Skip to content

B.C. police chiefs champion new fugitive return fund

Program sends clear zero-tolerance message to criminals: minister

Police agencies throughout the province can now access a $40,000 pot of money every year to return fugitives to provinces where they are wanted on outstanding warrants.

Police chiefs throughout B.C. signed their agencies up for the new Fugitive Return Program on Feb. 14. The provincial government program, the first of its kind in Canada, "... strengthens public safety and sends a clear message to criminals that they won't escape justice in B.C.," Solicitor General Shirley Bond said in a statement.

The new initiative is based on successful Con Air programs initiated by the Victoria and Vancouver police departments in 2008-09, which have been partly funded with more than $100,000 from the province's civil forfeiture program.

The Fugitive Return Program, which has been tested out since last summer by a number of police agencies, including the VicPD, is being co-ordinated by the RCMP.

It will be up to the federal agency's major crimes section to prioritize which fugitives are returned first, such as prolific and high-risk offenders.

"There is a void for sort of the low-end chronic offenders who have multiple warrants in multiple jurisdictions," said Saanich police Sgt.
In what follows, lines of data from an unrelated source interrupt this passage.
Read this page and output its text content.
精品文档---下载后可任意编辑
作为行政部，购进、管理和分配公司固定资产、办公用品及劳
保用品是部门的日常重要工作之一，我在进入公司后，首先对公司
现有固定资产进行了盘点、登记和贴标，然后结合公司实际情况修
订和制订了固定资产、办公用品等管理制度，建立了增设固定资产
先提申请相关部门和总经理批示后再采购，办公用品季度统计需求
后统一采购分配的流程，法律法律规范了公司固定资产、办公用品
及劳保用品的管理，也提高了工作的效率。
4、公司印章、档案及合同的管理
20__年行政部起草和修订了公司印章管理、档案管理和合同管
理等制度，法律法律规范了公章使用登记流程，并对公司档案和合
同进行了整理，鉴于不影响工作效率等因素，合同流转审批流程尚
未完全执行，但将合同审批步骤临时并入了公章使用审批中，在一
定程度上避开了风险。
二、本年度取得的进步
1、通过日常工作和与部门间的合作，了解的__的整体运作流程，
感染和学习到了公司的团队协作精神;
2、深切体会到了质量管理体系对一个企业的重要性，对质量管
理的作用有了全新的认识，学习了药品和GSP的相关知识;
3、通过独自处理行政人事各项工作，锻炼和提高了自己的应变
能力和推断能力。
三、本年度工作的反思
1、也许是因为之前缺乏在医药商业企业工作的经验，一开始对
Dean Jantzen, "but you as a Crown prosecutor wouldn't go to the expense to bring them from one province to the next."

The new initiative will compliment Victoria's Con Air program, through which at least 19 suspects have been escorted beyond B.C.'s borders, said VicPD Const. Mike Russell. The Vancouver department transported 98 people out of B.C. in the same time frame.

"We still have the ability to return people on their warrants through Con Air," he said of the local program, which has been partly funded by the Downtown Victoria Business Association. "If we couldn't fly them back quick enough through the Fugitive Return Program, we could fly them back through Con Air."

The new provincial money represents a boost for B.C. police agencies, especially smaller departments with tight budgets.

"(Returning fugitives) can be very expensive, depending on where they are from," Oak Bay Police Chief Const. Mark Fisher said. He added the expense includes travel costs for officers and the prisoners they are escorting.

Under B.C.'s Fugitive Return Program, B.C. sheriffs will escort fugitives.

"It gives us another option to deal with a serious offender we have from another province," Fisher said.